Monday, November 8, 2010

What Now?

We survived the off-year elections, but will we survive the next two years?

Chances are we've just elected a do-nothing Congress, so our odds for survival may be better than you think. After all, the theory says, a Congress that can do nothing can do no harm.

I'm not so sure. One of the first problems they'll argue about is whether or not to extend the tax cuts the Bush administration put in place. The Democrats will argue that they should be continued for the middle class, but rescinded for high earners. The tea partiers will argue for extension of all cuts. If they win the day the cuts will all stay in place, but the consequence will be that the government will have to borrow money to cover the shortcoming in revenue – exactly the kind of borrowing that helped toss away our surplus in the first year of the Bush administration. They will have won their taxation argument, but deepened the deficit as a result. If they allow the tax, their angry base will accuse them of ignoring public demand for low taxes. Either way, they could be hoisted on their own petard.

The big problem, of course, is still the economy. We should note that on November 5, two days after the election, the Department of Labor announced an upturn in employment levels, GM announced its intention to buy back the government's investment in its stock, Detroit announced that truck sales are up and global stock markets surged in response to the "Fed's" buy of $600 billion in Treasury bonds. Our new electees have no claim on these accomplishments, though if the upturn holds they will surely try it later.

Still, we have a long way to go and the jobs lost over the last ten years will never return. Our manufacturing based economy has gone the way of the dinosaur. That's why the only way out is forward, and that's where the argument against government involvement falls apart.

Government created the highway system that enabled freight hauling to make available the consumer goods that drive our economy. Government created the G.I. Bill after WWII that gave us a college educated, home owning middle class. Government created the space program (ERTS-1) that gave rise to Landsat and, ultimately, the internet.

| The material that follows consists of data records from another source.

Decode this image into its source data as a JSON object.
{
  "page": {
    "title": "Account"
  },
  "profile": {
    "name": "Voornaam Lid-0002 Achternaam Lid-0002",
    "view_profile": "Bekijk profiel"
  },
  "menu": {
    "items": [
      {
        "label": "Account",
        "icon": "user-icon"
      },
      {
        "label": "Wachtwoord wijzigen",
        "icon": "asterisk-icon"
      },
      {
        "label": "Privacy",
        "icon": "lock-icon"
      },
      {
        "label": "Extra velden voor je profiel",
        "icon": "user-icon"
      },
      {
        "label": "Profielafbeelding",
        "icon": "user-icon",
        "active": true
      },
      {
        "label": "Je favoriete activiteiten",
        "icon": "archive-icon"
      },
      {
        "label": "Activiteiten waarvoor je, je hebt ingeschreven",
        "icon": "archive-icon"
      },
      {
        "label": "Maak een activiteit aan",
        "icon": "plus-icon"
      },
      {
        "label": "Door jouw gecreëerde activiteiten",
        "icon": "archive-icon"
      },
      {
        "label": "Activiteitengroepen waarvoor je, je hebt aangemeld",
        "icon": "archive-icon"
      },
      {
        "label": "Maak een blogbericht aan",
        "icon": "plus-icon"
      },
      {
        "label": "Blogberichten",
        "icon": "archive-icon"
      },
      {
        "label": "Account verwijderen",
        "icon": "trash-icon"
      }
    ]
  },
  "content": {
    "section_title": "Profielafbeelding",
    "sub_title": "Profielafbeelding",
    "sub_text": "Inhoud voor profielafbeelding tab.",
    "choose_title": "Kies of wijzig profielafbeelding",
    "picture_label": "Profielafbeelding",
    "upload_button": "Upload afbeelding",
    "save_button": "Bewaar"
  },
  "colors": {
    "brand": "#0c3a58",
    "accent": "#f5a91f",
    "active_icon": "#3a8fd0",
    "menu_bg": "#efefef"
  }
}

Yes, corporations built the manufacturing base, but there was government assistance involved in that, too. Given free reign, existing big corporations will do more to guard their present positions than to find new ways of competing with those positions. Government R&D and infrastructure investments in alternative energy sources and other sustainability oriented endeavors would do us a great deal more good, including new jobs, than curtailing social programs could possibly accomplish.